There is also no merit in the contention that the deed from the State Land Commissioner to the plaintiff was inadmissible. A party in possession in good faith under color of title may show the ousting of possession by one not so entitled and this instrument was admissible as color of title. Lathem v. Lee, 249 Ala. 532(5), 32 So.2d 211.
Likewise, the various records purporting to show the validity of the plaintiff's tax title were admitted without prejudicial error to defendant. While perhaps not necessary in the circumstances shown by the evidence, their introduction in no way prejudiced defendant's case. Rules of Practice in Supreme Court, rule 45, Code 1940, Tit. 7 Appendix.

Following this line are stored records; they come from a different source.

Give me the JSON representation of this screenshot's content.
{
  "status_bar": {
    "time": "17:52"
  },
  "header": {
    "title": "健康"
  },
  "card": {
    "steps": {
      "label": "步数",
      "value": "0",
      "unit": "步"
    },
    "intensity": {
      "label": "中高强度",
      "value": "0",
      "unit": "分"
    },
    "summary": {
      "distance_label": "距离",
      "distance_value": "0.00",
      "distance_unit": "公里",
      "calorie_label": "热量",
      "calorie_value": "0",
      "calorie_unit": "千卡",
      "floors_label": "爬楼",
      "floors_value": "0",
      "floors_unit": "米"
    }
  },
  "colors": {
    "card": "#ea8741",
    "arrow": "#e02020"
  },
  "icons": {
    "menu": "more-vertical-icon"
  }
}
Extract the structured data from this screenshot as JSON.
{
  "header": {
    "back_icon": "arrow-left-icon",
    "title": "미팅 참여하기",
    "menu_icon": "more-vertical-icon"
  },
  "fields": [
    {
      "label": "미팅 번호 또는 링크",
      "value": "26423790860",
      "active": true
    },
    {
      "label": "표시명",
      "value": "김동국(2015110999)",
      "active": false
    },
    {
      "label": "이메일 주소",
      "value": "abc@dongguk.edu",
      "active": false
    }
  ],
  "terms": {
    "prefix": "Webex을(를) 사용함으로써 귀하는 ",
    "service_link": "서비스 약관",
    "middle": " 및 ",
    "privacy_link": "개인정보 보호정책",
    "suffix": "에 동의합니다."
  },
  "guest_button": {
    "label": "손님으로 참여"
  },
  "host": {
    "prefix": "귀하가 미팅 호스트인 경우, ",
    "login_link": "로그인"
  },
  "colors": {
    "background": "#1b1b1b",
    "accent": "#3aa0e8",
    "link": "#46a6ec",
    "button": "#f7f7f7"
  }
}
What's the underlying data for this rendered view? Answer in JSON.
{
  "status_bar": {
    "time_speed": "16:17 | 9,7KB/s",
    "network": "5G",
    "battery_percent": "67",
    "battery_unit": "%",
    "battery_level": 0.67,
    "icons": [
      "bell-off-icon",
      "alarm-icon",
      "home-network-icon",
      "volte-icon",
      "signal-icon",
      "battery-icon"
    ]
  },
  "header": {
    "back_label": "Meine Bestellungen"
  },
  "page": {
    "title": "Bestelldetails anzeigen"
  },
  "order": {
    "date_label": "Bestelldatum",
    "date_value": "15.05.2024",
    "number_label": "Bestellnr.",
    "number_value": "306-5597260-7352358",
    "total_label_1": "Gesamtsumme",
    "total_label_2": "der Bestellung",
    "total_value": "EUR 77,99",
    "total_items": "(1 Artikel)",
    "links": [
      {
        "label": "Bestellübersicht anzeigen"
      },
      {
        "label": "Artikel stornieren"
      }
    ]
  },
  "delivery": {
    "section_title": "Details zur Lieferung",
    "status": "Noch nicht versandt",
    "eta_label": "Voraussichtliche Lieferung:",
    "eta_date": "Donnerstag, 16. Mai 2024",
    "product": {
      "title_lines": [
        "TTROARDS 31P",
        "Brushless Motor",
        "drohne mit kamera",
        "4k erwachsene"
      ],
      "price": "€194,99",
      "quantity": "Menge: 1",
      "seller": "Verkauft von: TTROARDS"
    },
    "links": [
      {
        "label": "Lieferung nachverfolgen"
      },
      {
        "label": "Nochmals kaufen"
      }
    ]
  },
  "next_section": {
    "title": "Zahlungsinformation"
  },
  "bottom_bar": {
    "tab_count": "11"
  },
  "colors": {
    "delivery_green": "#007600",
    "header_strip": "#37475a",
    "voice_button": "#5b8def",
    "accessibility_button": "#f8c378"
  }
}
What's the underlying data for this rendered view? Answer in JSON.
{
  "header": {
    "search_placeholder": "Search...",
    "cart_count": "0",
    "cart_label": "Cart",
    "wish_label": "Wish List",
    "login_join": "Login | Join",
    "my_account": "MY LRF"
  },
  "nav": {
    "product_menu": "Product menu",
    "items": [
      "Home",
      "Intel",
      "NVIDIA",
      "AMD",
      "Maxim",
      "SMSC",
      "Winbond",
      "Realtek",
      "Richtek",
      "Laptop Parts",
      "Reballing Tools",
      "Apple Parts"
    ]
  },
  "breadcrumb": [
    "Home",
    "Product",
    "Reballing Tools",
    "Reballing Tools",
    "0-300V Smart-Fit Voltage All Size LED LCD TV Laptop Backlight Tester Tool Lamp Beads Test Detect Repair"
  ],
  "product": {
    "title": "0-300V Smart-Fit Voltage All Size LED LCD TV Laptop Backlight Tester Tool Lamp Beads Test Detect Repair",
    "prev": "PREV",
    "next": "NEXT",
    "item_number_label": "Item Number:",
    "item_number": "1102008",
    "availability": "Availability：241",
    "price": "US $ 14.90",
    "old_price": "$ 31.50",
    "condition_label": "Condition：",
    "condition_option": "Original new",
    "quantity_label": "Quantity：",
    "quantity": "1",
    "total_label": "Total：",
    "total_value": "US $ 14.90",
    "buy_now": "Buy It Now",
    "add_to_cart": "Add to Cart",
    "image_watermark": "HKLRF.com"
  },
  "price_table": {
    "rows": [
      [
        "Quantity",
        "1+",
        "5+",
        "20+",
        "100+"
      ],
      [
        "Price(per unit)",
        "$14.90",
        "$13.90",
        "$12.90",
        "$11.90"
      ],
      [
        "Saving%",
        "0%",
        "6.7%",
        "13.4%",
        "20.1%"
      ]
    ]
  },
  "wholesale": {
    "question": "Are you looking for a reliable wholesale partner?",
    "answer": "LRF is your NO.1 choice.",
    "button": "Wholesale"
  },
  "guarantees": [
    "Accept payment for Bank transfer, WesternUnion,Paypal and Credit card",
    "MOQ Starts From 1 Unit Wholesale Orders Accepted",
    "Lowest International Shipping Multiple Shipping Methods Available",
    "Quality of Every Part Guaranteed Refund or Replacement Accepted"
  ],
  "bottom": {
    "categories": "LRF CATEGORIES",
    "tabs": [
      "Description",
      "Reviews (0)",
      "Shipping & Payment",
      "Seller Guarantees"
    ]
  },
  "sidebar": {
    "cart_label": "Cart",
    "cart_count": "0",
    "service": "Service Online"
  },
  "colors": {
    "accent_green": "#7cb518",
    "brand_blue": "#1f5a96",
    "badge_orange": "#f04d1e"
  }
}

It is also argued that the court erred in sustaining objection to the question propounded to plaintiff on cross-examination, "Did Abraham Patton (grandfather of defendant) take over possession of the part of the land that Commodore Reed had?" It appears in the recitals of one of the deeds introduced in evidence that Commodore Reed at one time owned the east half of Lot 11. One patent objection is that the question does not specify what part of the land is inquired about, whether the small part which plaintiff is claiming or some other part. If some other part, then the inquiry was clearly immaterial.
We have carefully considered the whole record, in connection with the assignments of error presented, and find no reversible error.
Affirmed.
LIVINGSTON, C. J., and FOSTER and LAWSON, JJ., concur.